It isn’t every day that an email arrives promising to destroy my life.
But on Tuesday, it happened. The email promised I would “no longer need to spend time and energy meal planning, cooking, washing up… eating…”
No more washing up? That’s fine. But as I spend far too many waking hours planning what to eat, then cooking and eating it, the news sent chills down my spine. What of the pasta, the rib-eyes, the cheese? What of the bacon?
All of it gone. In its place, a powder called ‘Huel’, which has just arrived in the UK. You blend it up with water and drink it instead of eating food. It claims to be the first of its kind, ever.
There may be a reason for that. But give it a chance. According to the email, Huel is made “from a blend of protein, carbs and fats alongside a specific vitamin blend which provides 100% of the government’s recommended daily intake, removing the need to eat food.”
It’s not a description that immediately makes the mouth water, but contrary to its unedifying beige appearance and strictly monochrome packaging, Huel isn’t a chemically generated legal high for foodies, but a “real food” powder, made up of rice, peas, oats, flaxseed, coconut and vitamins.
You will have noticed the absence of anything meaty, or interesting, but the team behind Huel are apparently “keen to ensure the product can be consumed by anybody”. So Huel contains “no dairy, animal products, soy, eggs or added sugar, and has a shelf life of over a year.”
No doubt you are clamouring to order a great big stash, and the good news is that Huel is reasonably priced. A daily supply costs around £6.50, equating to £45 per week. And if you’re still in doubt about swapping a lifetime of food for a lifetime of three brown milks a day, you can go to the Huel website and watch a video all about it, which starts with a man doing a mid-air somersault (I’m going to assume he lives off Huel) swiftly followed by a fat man with sad eyes joylessly eating a chicken burger.
Then it gets a bit weird. Footage of a stir fry made with freshly chopped vegetables is followed by a woman at her desk at work, head in hands. She doesn’t have time to make a stir fry, you see. Just the thought does her head in. Then Huel founder Julian Hearn pops up to explain that what she really needs is Huel, while healthy looking people jog about swigging from Huel branded bottles (available from the website for a fiver). It gets stranger still (Huel is the answer to the future of civilisation or something) but I was forced to stop watching to eat a Twix.
Perhaps this product isn’t aimed at me. I like one word foods like pizza, chocolate and sandwich.
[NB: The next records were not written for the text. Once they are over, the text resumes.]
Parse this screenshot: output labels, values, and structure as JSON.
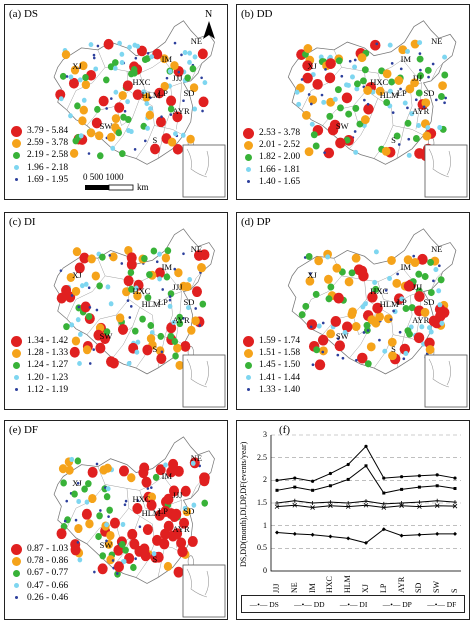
{
  "panels": [
    {
      "id": "a",
      "label": "(a) DS",
      "legend": [
        {
          "range": "3.79 - 5.84",
          "color": "#e02020",
          "size": 11
        },
        {
          "range": "2.59 - 3.78",
          "color": "#f5a31a",
          "size": 9
        },
        {
          "range": "2.19 - 2.58",
          "color": "#38b238",
          "size": 7
        },
        {
          "range": "1.96 - 2.18",
          "color": "#7ed6f0",
          "size": 5
        },
        {
          "range": "1.69 - 1.95",
          "color": "#2c3f9c",
          "size": 3
        }
      ]
    },
    {
      "id": "b",
      "label": "(b) DD",
      "legend": [
        {
          "range": "2.53 - 3.78",
          "color": "#e02020",
          "size": 11
        },
        {
          "range": "2.01 - 2.52",
          "color": "#f5a31a",
          "size": 9
        },
        {
          "range": "1.82 - 2.00",
          "color": "#38b238",
          "size": 7
        },
        {
          "range": "1.66 - 1.81",
          "color": "#7ed6f0",
          "size": 5
        },
        {
          "range": "1.40 - 1.65",
          "color": "#2c3f9c",
          "size": 3
        }
      ]
    },
    {
      "id": "c",
      "label": "(c) DI",
      "legend": [
        {
          "range": "1.34 - 1.42",
          "color": "#e02020",
          "size": 11
        },
        {
          "range": "1.28 - 1.33",
          "color": "#f5a31a",
          "size": 9
        },
        {
          "range": "1.24 - 1.27",
          "color": "#38b238",
          "size": 7
        },
        {
          "range": "1.20 - 1.23",
          "color": "#7ed6f0",
          "size": 5
        },
        {
          "range": "1.12 - 1.19",
          "color": "#2c3f9c",
          "size": 3
        }
      ]
    },
    {
      "id": "d",
      "label": "(d) DP",
      "legend": [
        {
          "range": "1.59 - 1.74",
          "color": "#e02020",
          "size": 11
        },
        {
          "range": "1.51 - 1.58",
          "color": "#f5a31a",
          "size": 9
        },
        {
          "range": "1.45 - 1.50",
          "color": "#38b238",
          "size": 7
        },
        {
          "range": "1.41 - 1.44",
          "color": "#7ed6f0",
          "size": 5
        },
        {
          "range": "1.33 - 1.40",
          "color": "#2c3f9c",
          "size": 3
        }
      ]
    },
    {
      "id": "e",
      "label": "(e) DF",
      "legend": [
        {
          "range": "0.87 - 1.03",
          "color": "#e02020",
          "size": 11
        },
        {
          "range": "0.78 - 0.86",
          "color": "#f5a31a",
          "size": 9
        },
        {
          "range": "0.67 - 0.77",
          "color": "#38b238",
          "size": 7
        },
        {
          "range": "0.47 - 0.66",
          "color": "#7ed6f0",
          "size": 5
        },
        {
          "range": "0.26 - 0.46",
          "color": "#2c3f9c",
          "size": 3
        }
      ]
    }
  ],
  "region_labels": [
    "XJ",
    "NE",
    "IM",
    "JJJ",
    "HXC",
    "HLM",
    "LP",
    "SD",
    "AYR",
    "SW",
    "S"
  ],
  "north_label": "N",
  "scale": {
    "ticks": "0    500 1000",
    "unit": "km"
  },
  "chart_data": {
    "type": "line",
    "label": "(f)",
    "ylabel": "DS,DD(month),DI,DP,DF(events/year)",
    "categories": [
      "JJJ",
      "NE",
      "IM",
      "HXC",
      "HLM",
      "XJ",
      "LP",
      "AYR",
      "SD",
      "SW",
      "S"
    ],
    "ylim": [
      0,
      3
    ],
    "yticks": [
      "0",
      "0.5",
      "1",
      "1.5",
      "2",
      "2.5",
      "3"
    ],
    "series": [
      {
        "name": "DS",
        "values": [
          2.0,
          2.05,
          1.98,
          2.15,
          2.35,
          2.75,
          2.05,
          2.08,
          2.1,
          2.12,
          2.05
        ]
      },
      {
        "name": "DD",
        "values": [
          1.78,
          1.85,
          1.78,
          1.88,
          2.02,
          2.32,
          1.72,
          1.8,
          1.85,
          1.88,
          1.82
        ]
      },
      {
        "name": "DI",
        "values": [
          1.42,
          1.45,
          1.4,
          1.44,
          1.42,
          1.45,
          1.4,
          1.44,
          1.42,
          1.44,
          1.43
        ]
      },
      {
        "name": "DP",
        "values": [
          1.5,
          1.55,
          1.5,
          1.52,
          1.5,
          1.54,
          1.48,
          1.5,
          1.52,
          1.55,
          1.52
        ]
      },
      {
        "name": "DF",
        "values": [
          0.85,
          0.82,
          0.8,
          0.76,
          0.72,
          0.62,
          0.92,
          0.78,
          0.8,
          0.82,
          0.82
        ]
      }
    ]
  }
}
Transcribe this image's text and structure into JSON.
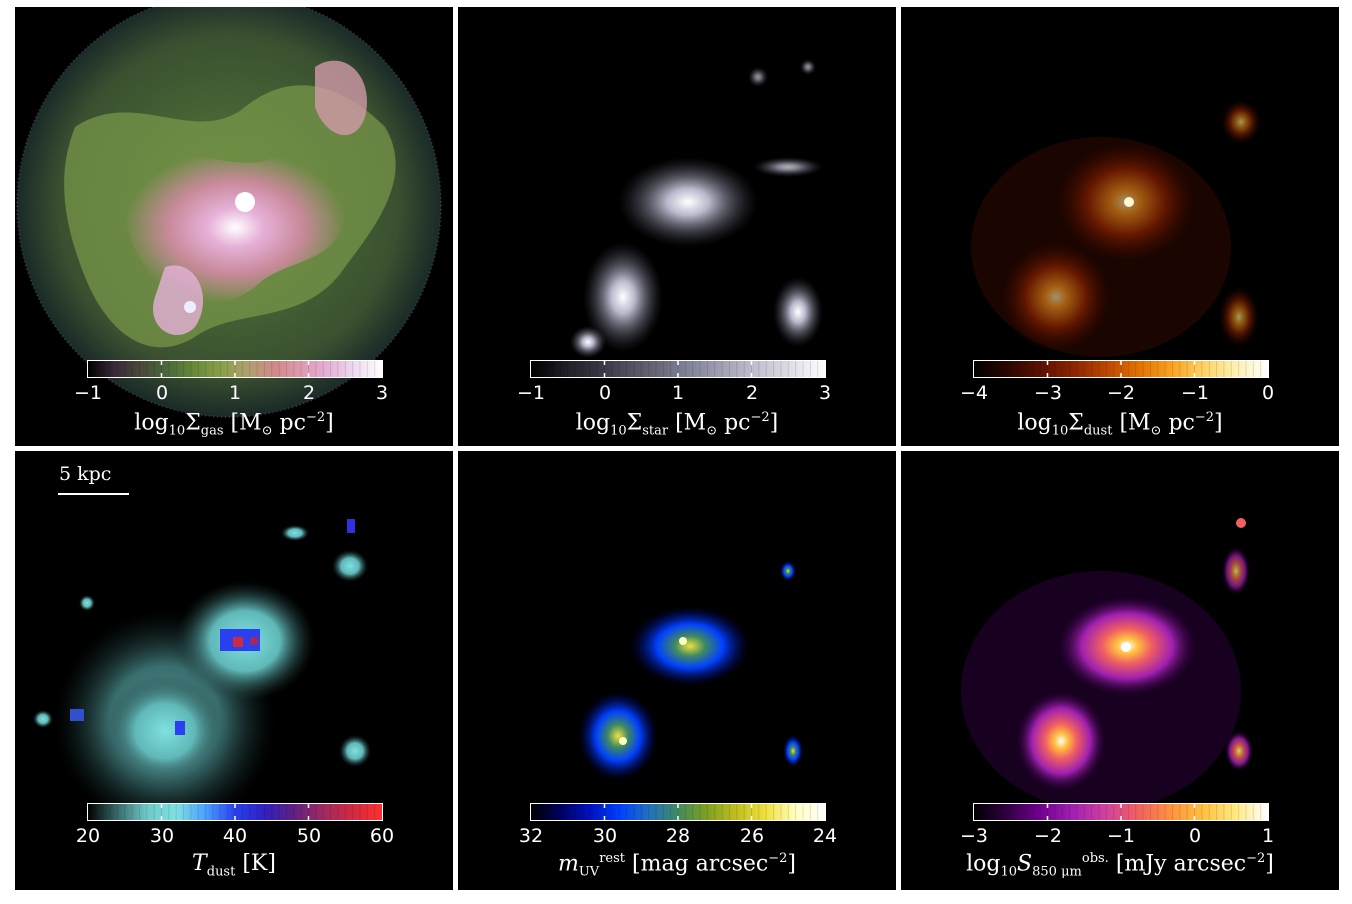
{
  "panels": [
    {
      "id": "gas",
      "colorbar": {
        "ticks": [
          "−1",
          "0",
          "1",
          "2",
          "3"
        ],
        "label_main": "log",
        "label_sub1": "10",
        "label_sym": "Σ",
        "label_sub2": "gas",
        "label_units": "[M",
        "label_sun": "⊙",
        "label_units2": " pc",
        "label_sup": "−2",
        "label_end": "]",
        "colors": [
          "#000000",
          "#3a2a3a",
          "#4a4a3a",
          "#4a6a3a",
          "#6a8a3a",
          "#8aa04a",
          "#b0a070",
          "#d08a8a",
          "#e09ab0",
          "#e6b0d8",
          "#eedcf0",
          "#ffffff"
        ]
      }
    },
    {
      "id": "star",
      "colorbar": {
        "ticks": [
          "−1",
          "0",
          "1",
          "2",
          "3"
        ],
        "label_main": "log",
        "label_sub1": "10",
        "label_sym": "Σ",
        "label_sub2": "star",
        "label_units": "[M",
        "label_sun": "⊙",
        "label_units2": " pc",
        "label_sup": "−2",
        "label_end": "]",
        "colors": [
          "#000000",
          "#202028",
          "#3a3a48",
          "#5a5a6a",
          "#7a7a8e",
          "#9a9aae",
          "#bcbccc",
          "#dcdce6",
          "#ffffff"
        ]
      }
    },
    {
      "id": "dust",
      "colorbar": {
        "ticks": [
          "−4",
          "−3",
          "−2",
          "−1",
          "0"
        ],
        "label_main": "log",
        "label_sub1": "10",
        "label_sym": "Σ",
        "label_sub2": "dust",
        "label_units": "[M",
        "label_sun": "⊙",
        "label_units2": " pc",
        "label_sup": "−2",
        "label_end": "]",
        "colors": [
          "#000000",
          "#2a0500",
          "#5a1000",
          "#8a2400",
          "#b84400",
          "#e07000",
          "#f8a020",
          "#ffd060",
          "#fff0b0",
          "#ffffff"
        ]
      }
    },
    {
      "id": "tdust",
      "scalebar": "5 kpc",
      "colorbar": {
        "ticks": [
          "20",
          "30",
          "40",
          "50",
          "60"
        ],
        "label_main": "T",
        "label_sub2": "dust",
        "label_units": "[K]",
        "colors": [
          "#000000",
          "#3a6a6a",
          "#70c8c8",
          "#80e0e0",
          "#4aa0ff",
          "#2a40f0",
          "#3020c0",
          "#602080",
          "#a02a60",
          "#d02a40",
          "#ff3030"
        ]
      }
    },
    {
      "id": "muv",
      "colorbar": {
        "ticks": [
          "32",
          "30",
          "28",
          "26",
          "24"
        ],
        "label_main": "m",
        "label_sub2": "UV",
        "label_sup": "rest",
        "label_units": "[mag arcsec",
        "label_sup2": "−2",
        "label_end": "]",
        "colors": [
          "#000000",
          "#000060",
          "#0010c0",
          "#0040ff",
          "#2070c0",
          "#408a60",
          "#80a020",
          "#c0c020",
          "#f0e040",
          "#ffffc0",
          "#ffffff"
        ]
      }
    },
    {
      "id": "s850",
      "colorbar": {
        "ticks": [
          "−3",
          "−2",
          "−1",
          "0",
          "1"
        ],
        "label_main": "log",
        "label_sub1": "10",
        "label_sym": "S",
        "label_sub2": "850 μm",
        "label_sup": "obs.",
        "label_units": "[mJy arcsec",
        "label_sup2": "−2",
        "label_end": "]",
        "colors": [
          "#000000",
          "#300040",
          "#700090",
          "#a020b0",
          "#d040a0",
          "#f06060",
          "#ff9040",
          "#ffc040",
          "#ffe880",
          "#ffffff"
        ]
      }
    }
  ]
}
But a good friend of mine once told me that as far as he was concerned, food was nothing more than fuel. We haven’t spoken since, but this product is probably aimed at him. The very name is a combination of Human and Fuel. And he won’t be the only one; human beings have an astonishing capacity for faddy diets. But enough speculation – products like these have been mooted since the 1960s when pills were going to replace food. Is it realistic to live off them? The only way to find out is to put Huel to the test.
The swish Grocer offices are no place to conduct such a cruel and unusual experiment. Thanks to our magnificent food and drink industry we are sent food on a daily basis. The office is currently groaning under the weight of crates of energy drinks, fancy crisps, red hot snacking sausages, cakes, biscuits, nuts, chocolate, cooking sauces and blackcurrant juice. Every day is an epicurean adventure.
Sorry, what am I thinking, that actually makes this office the perfect place to conduct such an experiment! So in the not too distant future, with the cooperation of Huel, one intrepid Grocer journalist (not me, obviously) will swap food for Huel for a week. And watch this space to find out what happens next.